Bev was beginning to understand why he’d relented, perhaps even why he wanted her involved. It wasn’t just for her sake, she realized with relief. In a way, he’d been living vicariously through her since he’d been in the hospital. Working with her allowed him to keep his hand in. Her daily visits and their coaching sessions had kept him feeling involved and needed.

Harve hit a button on his adjustable bed and suddenly he was sitting up straighter. “So,” he said, reclaiming his trademark gruffness, “what’s your next move?”

“I have an appointment with Mr. Greenaway tomorrow morning.” She sat forward, eager for his feedback. “Maybe I’ll postpone it until I have something more concrete to tell him.”

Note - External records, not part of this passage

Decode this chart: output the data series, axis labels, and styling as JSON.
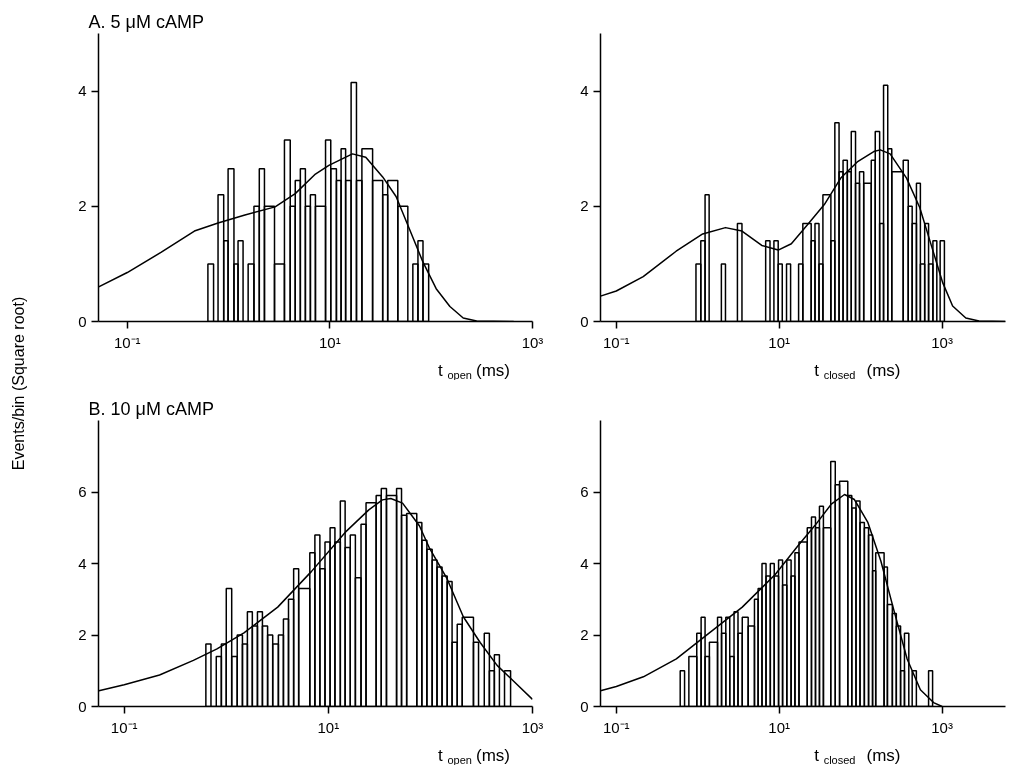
{
  "chart_data": [
    {
      "type": "histogram",
      "title": "A. 5 μM cAMP",
      "xlabel": "t$_{open}$ (ms)",
      "ylabel": "Events/bin (Square root)",
      "log": "x",
      "xlim": [
        0.052,
        1000
      ],
      "ylim": [
        0,
        5
      ],
      "xticks": [
        {
          "value": 0.1,
          "label": "10⁻¹"
        },
        {
          "value": 10,
          "label": "10¹"
        },
        {
          "value": 1000,
          "label": "10³"
        }
      ],
      "yticks": [
        0,
        2,
        4
      ],
      "color": "#000000",
      "bins": [
        0.625,
        0.711,
        0.787,
        0.895,
        0.989,
        1.13,
        1.24,
        1.39,
        1.56,
        1.78,
        2.01,
        2.26,
        2.84,
        3.56,
        4.06,
        4.55,
        5.11,
        5.73,
        6.42,
        7.2,
        9.06,
        10.2,
        11.6,
        12.9,
        14.3,
        16.2,
        18.3,
        20.7,
        26.4,
        33.2,
        37.2,
        46.8,
        58.8,
        65.9,
        74.0,
        83.0,
        94.4
      ],
      "values": [
        1.0,
        0,
        2.2,
        1.4,
        2.65,
        1.0,
        1.4,
        0,
        1.0,
        2.0,
        2.65,
        2.0,
        1.0,
        3.15,
        2.0,
        2.45,
        2.65,
        2.0,
        2.2,
        2.0,
        3.15,
        2.65,
        2.45,
        3.0,
        2.45,
        4.15,
        2.45,
        3.0,
        2.45,
        2.2,
        2.45,
        2.0,
        0,
        1.0,
        1.4,
        1.0
      ],
      "series": [
        {
          "type": "line",
          "color": "#000000",
          "x": [
            0.0522,
            0.1,
            0.215,
            0.46,
            0.787,
            1.45,
            2.88,
            4.55,
            7.2,
            9.77,
            16.7,
            22.6,
            33.2,
            45.0,
            61.1,
            83.0,
            112,
            153,
            207,
            281,
            652
          ],
          "values": [
            0.6,
            0.85,
            1.2,
            1.57,
            1.71,
            1.85,
            1.99,
            2.22,
            2.56,
            2.71,
            2.91,
            2.85,
            2.51,
            2.17,
            1.6,
            1.03,
            0.57,
            0.26,
            0.06,
            0.01,
            0
          ]
        }
      ]
    },
    {
      "type": "histogram",
      "xlabel": "t$_{closed}$ (ms)",
      "log": "x",
      "xlim": [
        0.064,
        6000
      ],
      "ylim": [
        0,
        5
      ],
      "xticks": [
        {
          "value": 0.1,
          "label": "10⁻¹"
        },
        {
          "value": 10,
          "label": "10¹"
        },
        {
          "value": 1000,
          "label": "10³"
        }
      ],
      "yticks": [
        0,
        2,
        4
      ],
      "color": "#000000",
      "bins": [
        0.951,
        1.09,
        1.23,
        1.38,
        1.95,
        2.19,
        3.07,
        3.49,
        6.82,
        7.71,
        8.61,
        9.72,
        10.9,
        12.3,
        13.8,
        17.3,
        19.5,
        24.7,
        27.5,
        30.8,
        34.4,
        43.1,
        48.2,
        54.3,
        60.8,
        68.6,
        76.7,
        86.5,
        96.8,
        109,
        135,
        151,
        171,
        191,
        215,
        241,
        333,
        384,
        429,
        484,
        541,
        611,
        682,
        771,
        861,
        946,
        1067
      ],
      "values": [
        1.0,
        1.4,
        2.2,
        0,
        1.0,
        0,
        1.7,
        0,
        1.4,
        0,
        1.4,
        1.0,
        0,
        1.0,
        0,
        1.0,
        1.7,
        1.4,
        1.7,
        1.0,
        2.2,
        1.4,
        3.45,
        2.6,
        2.8,
        2.6,
        3.3,
        2.4,
        2.6,
        2.4,
        2.8,
        3.3,
        1.7,
        4.1,
        3.0,
        2.6,
        2.8,
        2.0,
        1.7,
        2.4,
        1.0,
        1.7,
        1.0,
        1.4,
        0,
        1.4
      ],
      "series": [
        {
          "type": "line",
          "color": "#000000",
          "x": [
            0.064,
            0.1,
            0.214,
            0.543,
            1.15,
            2.19,
            3.49,
            6.11,
            9.72,
            14.1,
            22.5,
            35.8,
            57.0,
            90.8,
            145,
            174,
            230,
            366,
            531,
            771,
            1019,
            1346,
            1954,
            2838,
            5970
          ],
          "values": [
            0.44,
            0.53,
            0.78,
            1.22,
            1.52,
            1.63,
            1.57,
            1.32,
            1.24,
            1.35,
            1.69,
            2.03,
            2.49,
            2.77,
            2.95,
            2.98,
            2.91,
            2.49,
            1.98,
            1.23,
            0.67,
            0.27,
            0.06,
            0.01,
            0
          ]
        }
      ]
    },
    {
      "type": "histogram",
      "title": "B. 10 μM cAMP",
      "xlabel": "t$_{open}$ (ms)",
      "log": "x",
      "xlim": [
        0.056,
        1000
      ],
      "ylim": [
        0,
        8
      ],
      "xticks": [
        {
          "value": 0.1,
          "label": "10⁻¹"
        },
        {
          "value": 10,
          "label": "10¹"
        },
        {
          "value": 1000,
          "label": "10³"
        }
      ],
      "yticks": [
        0,
        2,
        4,
        6
      ],
      "color": "#000000",
      "bins": [
        0.631,
        0.708,
        0.798,
        0.895,
        1.0,
        1.13,
        1.28,
        1.44,
        1.61,
        1.8,
        2.02,
        2.26,
        2.54,
        2.85,
        3.24,
        3.63,
        4.07,
        4.57,
        5.12,
        6.58,
        7.38,
        8.26,
        9.27,
        10.4,
        11.6,
        13.1,
        14.6,
        16.4,
        18.4,
        20.9,
        23.4,
        29.4,
        33.0,
        37.1,
        46.6,
        52.1,
        58.5,
        73.5,
        82.4,
        92.3,
        104,
        116,
        130,
        146,
        163,
        183,
        205,
        264,
        296,
        337,
        378,
        423,
        474,
        532,
        610
      ],
      "values": [
        1.75,
        0,
        1.4,
        1.75,
        3.3,
        1.4,
        2.0,
        1.75,
        2.65,
        2.25,
        2.65,
        2.25,
        2.0,
        1.75,
        2.0,
        2.45,
        3.0,
        3.85,
        3.3,
        4.3,
        4.8,
        3.85,
        4.6,
        5.0,
        4.6,
        5.75,
        4.45,
        4.8,
        3.6,
        5.1,
        5.7,
        5.9,
        6.1,
        5.9,
        6.1,
        5.35,
        5.4,
        5.15,
        4.65,
        4.4,
        4.1,
        3.9,
        3.65,
        3.5,
        1.8,
        2.3,
        2.5,
        1.8,
        0,
        2.05,
        1.0,
        1.45,
        0,
        1.0
      ],
      "series": [
        {
          "type": "line",
          "color": "#000000",
          "x": [
            0.0565,
            0.1,
            0.222,
            0.476,
            0.811,
            1.49,
            3.19,
            6.84,
            14.6,
            24.9,
            33.8,
            40.9,
            53.3,
            78.2,
            98.2,
            144,
            210,
            307,
            450,
            658,
            1000
          ],
          "values": [
            0.44,
            0.61,
            0.88,
            1.29,
            1.61,
            2.06,
            2.78,
            3.78,
            4.87,
            5.5,
            5.78,
            5.82,
            5.69,
            5.05,
            4.42,
            3.6,
            2.51,
            1.79,
            1.15,
            0.7,
            0.2
          ]
        }
      ]
    },
    {
      "type": "histogram",
      "xlabel": "t$_{closed}$ (ms)",
      "log": "x",
      "xlim": [
        0.064,
        6000
      ],
      "ylim": [
        0,
        8
      ],
      "xticks": [
        {
          "value": 0.1,
          "label": "10⁻¹"
        },
        {
          "value": 10,
          "label": "10¹"
        },
        {
          "value": 1000,
          "label": "10³"
        }
      ],
      "yticks": [
        0,
        2,
        4,
        6
      ],
      "color": "#000000",
      "bins": [
        0.609,
        0.689,
        0.778,
        0.973,
        1.1,
        1.23,
        1.39,
        1.75,
        1.96,
        2.21,
        2.47,
        2.79,
        3.12,
        3.52,
        4.16,
        4.97,
        5.51,
        6.15,
        6.89,
        7.78,
        8.69,
        9.82,
        11.0,
        12.4,
        14.0,
        15.6,
        17.5,
        22.1,
        24.9,
        27.9,
        31.2,
        34.9,
        42.9,
        48.8,
        55.1,
        69.5,
        77.8,
        87.7,
        98.2,
        111,
        125,
        140,
        153,
        194,
        213,
        245,
        274,
        309,
        345,
        390,
        429,
        483,
        682,
        764
      ],
      "values": [
        1.0,
        0,
        1.4,
        2.05,
        2.5,
        1.4,
        1.8,
        2.5,
        2.05,
        2.5,
        1.4,
        2.65,
        2.05,
        2.5,
        2.25,
        3.0,
        3.3,
        4.0,
        3.65,
        4.0,
        3.65,
        4.1,
        3.4,
        4.1,
        3.65,
        4.3,
        4.6,
        5.0,
        5.3,
        5.0,
        5.6,
        5.0,
        6.85,
        6.2,
        6.3,
        5.9,
        5.55,
        5.75,
        5.15,
        5.0,
        4.8,
        3.8,
        4.3,
        3.9,
        2.85,
        2.6,
        2.25,
        1.0,
        2.05,
        0,
        1.0,
        0,
        1.0
      ],
      "series": [
        {
          "type": "line",
          "color": "#000000",
          "x": [
            0.064,
            0.1,
            0.215,
            0.546,
            1.39,
            3.52,
            8.93,
            17.2,
            27.4,
            43.6,
            63.4,
            83.8,
            122,
            177,
            256,
            372,
            541,
            785,
            1000
          ],
          "values": [
            0.44,
            0.56,
            0.83,
            1.33,
            2.06,
            2.78,
            3.69,
            4.51,
            5.06,
            5.66,
            5.93,
            5.79,
            5.16,
            4.07,
            2.69,
            1.33,
            0.47,
            0.11,
            0
          ]
        }
      ]
    }
  ]
}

“No, no.” Harve waved away her doubts. “Tell him you’re checking out his wife’s lunch companion, and you’ll get back to him when you know something. It’s a breakthrough in the case, Bev. You did good.”

Bev’s eyes narrowed in surprise. You old son of a gun, she thought. He was proud. The sudden welling of emotion she felt made it difficult to smile. And then, in the twinkling of an eye—Harve’s eye—she felt a flash of the excitement he’d always told her came with a challenging assignment. “The thrill of the chase,” he’d called it. Tomorrow she would be back on the beat, investigating the roughneck, checking out every possible lead. As much as that prospect frightened her, it also drew her in some strange way that she didn’t want to analyze too closely.

Maybe Harve was right. Maybe this was fun?

Someone was following her. Bev hesitated on the fifth-floor landing of the office building’s interior stairwell, listening as whoever was on the landing above her stopped too. Solid concrete obscured her vision completely, but she suspected the tail was a man. A metallic click that sounded like a boot heel had alerted her.

She’d come out of Nate Greenaway’s office moments before, preoccupied by the brief but difficult meeting. Greenaway had been shaken by the news of his wife’s rendezvous, and Bev had felt both sympathy and empathy. Unfortunately, she could neither console nor reassure him that everything would be all right. He’d hired her to be the bearer of his bad news. That was her job.

And now she had someone on her tail....

A good detective’s bag of tricks included several ways to lose a shadow, but Bev wanted to learn the person’s identity without endangering herself. Her palms were damp, her throat dry, but she was more curious than frightened. Perhaps she had inherited some of her father’s coolheaded instincts.